Según Michael Ramia, quien se identificó como jefe de Carlos I. Zaragoza, padre del sospechoso quien era un humilde limpiador de alfombras, éste le había comentado que su hijo Gerry se comportaba violento en casa.

Mientras tanto, en la intersección de las calles Vanowen y Vineland, donde se encuentra la gasolinera donde trabajaba desde hace cuatro meses, una decena de veladoras con imágenes de santos fueron encendidas en memoria de Azucena “Susie” Lepe.

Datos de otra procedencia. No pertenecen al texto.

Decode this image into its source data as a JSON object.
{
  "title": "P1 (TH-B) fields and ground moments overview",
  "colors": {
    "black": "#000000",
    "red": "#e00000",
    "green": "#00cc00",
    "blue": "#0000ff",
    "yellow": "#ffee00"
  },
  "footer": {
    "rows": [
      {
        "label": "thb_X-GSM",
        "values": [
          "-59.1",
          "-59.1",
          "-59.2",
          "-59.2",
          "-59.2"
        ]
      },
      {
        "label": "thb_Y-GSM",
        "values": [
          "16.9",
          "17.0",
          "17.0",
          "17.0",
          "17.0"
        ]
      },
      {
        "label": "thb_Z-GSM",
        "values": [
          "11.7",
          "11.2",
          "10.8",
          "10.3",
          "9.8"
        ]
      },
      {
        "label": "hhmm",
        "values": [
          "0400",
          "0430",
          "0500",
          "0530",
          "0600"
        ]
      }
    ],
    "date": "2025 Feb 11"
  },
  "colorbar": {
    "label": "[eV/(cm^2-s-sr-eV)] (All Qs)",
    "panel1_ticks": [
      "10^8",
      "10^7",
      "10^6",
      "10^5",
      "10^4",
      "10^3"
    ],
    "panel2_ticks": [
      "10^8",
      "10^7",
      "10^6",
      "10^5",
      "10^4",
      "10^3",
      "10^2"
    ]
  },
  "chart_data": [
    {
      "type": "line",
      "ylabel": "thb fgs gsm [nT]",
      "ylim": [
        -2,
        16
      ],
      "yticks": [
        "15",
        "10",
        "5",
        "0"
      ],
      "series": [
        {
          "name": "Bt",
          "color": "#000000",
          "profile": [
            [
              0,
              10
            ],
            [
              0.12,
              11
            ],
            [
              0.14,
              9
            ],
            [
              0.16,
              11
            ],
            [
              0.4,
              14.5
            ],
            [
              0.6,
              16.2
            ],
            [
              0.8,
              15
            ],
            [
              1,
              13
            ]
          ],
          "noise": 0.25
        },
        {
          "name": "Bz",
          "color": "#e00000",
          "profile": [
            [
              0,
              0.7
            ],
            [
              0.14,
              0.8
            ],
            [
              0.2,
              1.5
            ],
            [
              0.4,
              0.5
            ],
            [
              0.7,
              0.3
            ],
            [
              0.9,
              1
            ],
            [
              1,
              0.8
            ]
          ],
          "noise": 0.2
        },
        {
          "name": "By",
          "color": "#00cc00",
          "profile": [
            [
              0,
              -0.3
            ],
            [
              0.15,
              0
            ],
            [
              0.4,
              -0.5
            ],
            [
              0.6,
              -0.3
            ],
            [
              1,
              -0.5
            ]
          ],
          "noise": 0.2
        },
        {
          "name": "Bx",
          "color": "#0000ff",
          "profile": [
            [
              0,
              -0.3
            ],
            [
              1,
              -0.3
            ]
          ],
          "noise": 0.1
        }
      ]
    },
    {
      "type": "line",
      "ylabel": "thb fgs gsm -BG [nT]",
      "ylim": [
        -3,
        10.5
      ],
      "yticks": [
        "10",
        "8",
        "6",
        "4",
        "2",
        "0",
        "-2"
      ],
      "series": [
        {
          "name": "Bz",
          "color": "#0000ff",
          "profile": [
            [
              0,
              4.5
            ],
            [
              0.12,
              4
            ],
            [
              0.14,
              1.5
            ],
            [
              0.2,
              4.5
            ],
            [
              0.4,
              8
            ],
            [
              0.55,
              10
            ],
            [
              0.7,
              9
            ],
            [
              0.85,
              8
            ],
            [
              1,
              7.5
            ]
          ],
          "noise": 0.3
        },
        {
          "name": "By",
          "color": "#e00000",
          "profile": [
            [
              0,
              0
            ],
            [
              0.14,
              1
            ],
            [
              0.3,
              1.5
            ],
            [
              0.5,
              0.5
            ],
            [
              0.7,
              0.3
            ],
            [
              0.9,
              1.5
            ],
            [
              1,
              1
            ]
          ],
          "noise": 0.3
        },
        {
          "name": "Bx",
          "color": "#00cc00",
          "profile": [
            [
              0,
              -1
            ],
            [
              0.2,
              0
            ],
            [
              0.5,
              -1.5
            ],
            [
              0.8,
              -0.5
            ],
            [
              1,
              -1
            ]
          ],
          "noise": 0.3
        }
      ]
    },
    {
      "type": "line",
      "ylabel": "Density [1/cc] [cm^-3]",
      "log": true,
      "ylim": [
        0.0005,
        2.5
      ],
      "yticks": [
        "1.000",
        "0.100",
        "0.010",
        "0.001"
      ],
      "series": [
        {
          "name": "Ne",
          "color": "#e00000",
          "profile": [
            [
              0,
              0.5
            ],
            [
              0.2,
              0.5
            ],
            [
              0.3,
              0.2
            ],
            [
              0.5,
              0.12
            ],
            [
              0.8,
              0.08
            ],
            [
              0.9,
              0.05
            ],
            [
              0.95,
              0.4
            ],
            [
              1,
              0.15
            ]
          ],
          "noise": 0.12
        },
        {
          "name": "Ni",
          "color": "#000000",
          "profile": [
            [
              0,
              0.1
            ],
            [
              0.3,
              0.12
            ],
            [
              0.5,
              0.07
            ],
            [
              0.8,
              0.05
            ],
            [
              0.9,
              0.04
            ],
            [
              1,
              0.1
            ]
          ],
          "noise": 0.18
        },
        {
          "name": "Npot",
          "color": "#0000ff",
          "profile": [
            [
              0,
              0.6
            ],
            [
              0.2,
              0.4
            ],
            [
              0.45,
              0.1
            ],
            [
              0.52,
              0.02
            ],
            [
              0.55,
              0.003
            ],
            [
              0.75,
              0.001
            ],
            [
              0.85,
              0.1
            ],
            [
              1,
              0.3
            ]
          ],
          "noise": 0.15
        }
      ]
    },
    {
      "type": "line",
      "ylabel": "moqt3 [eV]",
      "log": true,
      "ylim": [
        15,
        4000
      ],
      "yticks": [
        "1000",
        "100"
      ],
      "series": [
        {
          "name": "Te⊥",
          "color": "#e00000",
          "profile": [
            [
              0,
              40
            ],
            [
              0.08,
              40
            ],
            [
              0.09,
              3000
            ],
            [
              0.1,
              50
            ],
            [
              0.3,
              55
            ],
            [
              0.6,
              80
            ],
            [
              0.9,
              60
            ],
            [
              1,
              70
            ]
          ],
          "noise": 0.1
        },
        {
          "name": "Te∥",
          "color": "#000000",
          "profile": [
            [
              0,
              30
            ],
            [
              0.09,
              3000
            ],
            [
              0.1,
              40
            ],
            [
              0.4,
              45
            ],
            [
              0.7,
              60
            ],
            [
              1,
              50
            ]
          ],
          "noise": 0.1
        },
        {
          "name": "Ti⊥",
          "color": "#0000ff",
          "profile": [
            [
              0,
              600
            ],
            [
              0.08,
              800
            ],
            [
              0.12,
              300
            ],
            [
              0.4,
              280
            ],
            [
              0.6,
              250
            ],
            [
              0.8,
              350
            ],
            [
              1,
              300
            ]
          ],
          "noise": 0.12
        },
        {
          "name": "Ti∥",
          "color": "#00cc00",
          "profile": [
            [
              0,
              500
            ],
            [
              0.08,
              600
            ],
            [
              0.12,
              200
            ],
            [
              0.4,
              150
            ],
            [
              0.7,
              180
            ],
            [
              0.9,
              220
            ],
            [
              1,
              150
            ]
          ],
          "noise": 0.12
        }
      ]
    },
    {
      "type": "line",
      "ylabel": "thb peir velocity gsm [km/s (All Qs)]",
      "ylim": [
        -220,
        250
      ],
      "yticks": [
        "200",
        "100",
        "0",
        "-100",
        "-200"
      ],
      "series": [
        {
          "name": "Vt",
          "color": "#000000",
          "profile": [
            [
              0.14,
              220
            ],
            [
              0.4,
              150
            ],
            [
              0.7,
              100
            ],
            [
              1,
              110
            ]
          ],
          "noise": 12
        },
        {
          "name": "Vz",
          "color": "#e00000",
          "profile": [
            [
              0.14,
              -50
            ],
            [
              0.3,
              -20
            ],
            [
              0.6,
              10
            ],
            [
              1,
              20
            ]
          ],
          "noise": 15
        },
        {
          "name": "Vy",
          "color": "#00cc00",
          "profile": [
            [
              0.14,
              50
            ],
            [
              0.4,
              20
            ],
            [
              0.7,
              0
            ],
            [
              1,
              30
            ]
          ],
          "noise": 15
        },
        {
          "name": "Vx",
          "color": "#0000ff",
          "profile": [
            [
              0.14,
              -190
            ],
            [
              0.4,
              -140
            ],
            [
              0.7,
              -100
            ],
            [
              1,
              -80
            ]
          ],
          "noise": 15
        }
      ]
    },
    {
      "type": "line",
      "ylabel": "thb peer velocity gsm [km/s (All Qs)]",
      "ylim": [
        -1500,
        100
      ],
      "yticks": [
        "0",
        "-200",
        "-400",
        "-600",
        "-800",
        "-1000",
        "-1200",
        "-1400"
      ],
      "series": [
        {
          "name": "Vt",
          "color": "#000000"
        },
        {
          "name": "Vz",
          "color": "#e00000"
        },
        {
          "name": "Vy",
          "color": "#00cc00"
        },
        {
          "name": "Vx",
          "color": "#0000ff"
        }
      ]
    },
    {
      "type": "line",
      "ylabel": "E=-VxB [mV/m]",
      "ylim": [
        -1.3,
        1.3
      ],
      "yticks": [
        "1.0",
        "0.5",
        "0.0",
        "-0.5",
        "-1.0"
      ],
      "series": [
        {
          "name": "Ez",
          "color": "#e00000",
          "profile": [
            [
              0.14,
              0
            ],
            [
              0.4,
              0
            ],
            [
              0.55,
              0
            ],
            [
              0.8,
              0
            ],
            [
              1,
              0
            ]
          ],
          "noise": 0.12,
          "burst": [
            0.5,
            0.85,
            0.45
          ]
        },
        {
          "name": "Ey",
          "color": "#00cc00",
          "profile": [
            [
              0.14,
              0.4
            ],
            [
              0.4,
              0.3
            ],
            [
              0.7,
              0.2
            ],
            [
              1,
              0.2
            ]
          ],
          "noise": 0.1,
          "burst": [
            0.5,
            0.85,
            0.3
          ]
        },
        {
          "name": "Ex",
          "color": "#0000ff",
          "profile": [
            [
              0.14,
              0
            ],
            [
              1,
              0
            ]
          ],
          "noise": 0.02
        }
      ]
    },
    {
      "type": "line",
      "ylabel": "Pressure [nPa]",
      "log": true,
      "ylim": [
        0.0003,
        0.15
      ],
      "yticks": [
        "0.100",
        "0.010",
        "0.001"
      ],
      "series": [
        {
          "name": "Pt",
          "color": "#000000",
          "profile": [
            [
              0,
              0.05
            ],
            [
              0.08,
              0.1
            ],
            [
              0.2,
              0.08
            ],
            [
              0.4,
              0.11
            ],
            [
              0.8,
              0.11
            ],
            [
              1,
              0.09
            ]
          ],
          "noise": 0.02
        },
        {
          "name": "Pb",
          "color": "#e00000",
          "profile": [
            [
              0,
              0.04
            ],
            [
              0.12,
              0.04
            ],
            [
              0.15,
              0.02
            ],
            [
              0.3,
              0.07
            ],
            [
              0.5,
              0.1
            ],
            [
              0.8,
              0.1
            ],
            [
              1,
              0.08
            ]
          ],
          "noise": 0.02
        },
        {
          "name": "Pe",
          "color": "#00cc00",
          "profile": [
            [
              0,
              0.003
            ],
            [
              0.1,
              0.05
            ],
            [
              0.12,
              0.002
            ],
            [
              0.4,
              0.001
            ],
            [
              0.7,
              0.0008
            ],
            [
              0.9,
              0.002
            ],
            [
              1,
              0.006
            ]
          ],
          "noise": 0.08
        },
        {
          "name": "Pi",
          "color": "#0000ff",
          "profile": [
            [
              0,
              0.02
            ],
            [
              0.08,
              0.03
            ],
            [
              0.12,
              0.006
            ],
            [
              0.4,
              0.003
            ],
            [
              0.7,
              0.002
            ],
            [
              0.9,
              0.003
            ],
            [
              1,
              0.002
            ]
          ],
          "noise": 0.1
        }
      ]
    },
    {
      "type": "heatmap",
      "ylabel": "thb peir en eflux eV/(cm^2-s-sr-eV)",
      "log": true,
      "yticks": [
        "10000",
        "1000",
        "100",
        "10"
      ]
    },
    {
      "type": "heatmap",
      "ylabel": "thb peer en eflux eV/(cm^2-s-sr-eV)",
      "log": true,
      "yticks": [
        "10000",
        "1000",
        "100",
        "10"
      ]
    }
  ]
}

Karla Campos vive en el competo de apartamentos donde se dio el crimen y dijo que nunca vio problemas en la familia.

“Ella era una persona muy amable”, comentó Salvador Rosales, administrador de Swingin’ Door Texas BBQ, un restaurante situado al lado de la gasolinera donde le fue arrancada la vida a Lepe. “Nos saludaba todos los días y venía regularmente a comprar sus papas fritas”.

Por su parte, Merson y su amigo mexicano, Enrique Navarro, después de llenar el tanque de gasolina de su auto, se bajaron para ofrecer una oración por el descanso eterno del alma de Susie.

“¿Quién puede tener el corazón para quitarle la vida a cuatro personas?”, se preguntó Enrique. “Se supone que su padre le dio la vida… Con todo respeto, mejor que se mate porque si no, siempre va a tener el remordimiento por lo que hizo”.

Las autoridades no han dado a conocer los cargos que enfrentaría Gerry Dean Zaragoza, quien tendrá su primera aparición en un tribunal el próximo lunes.

Los motivos de los asesinatos aún se desconocen.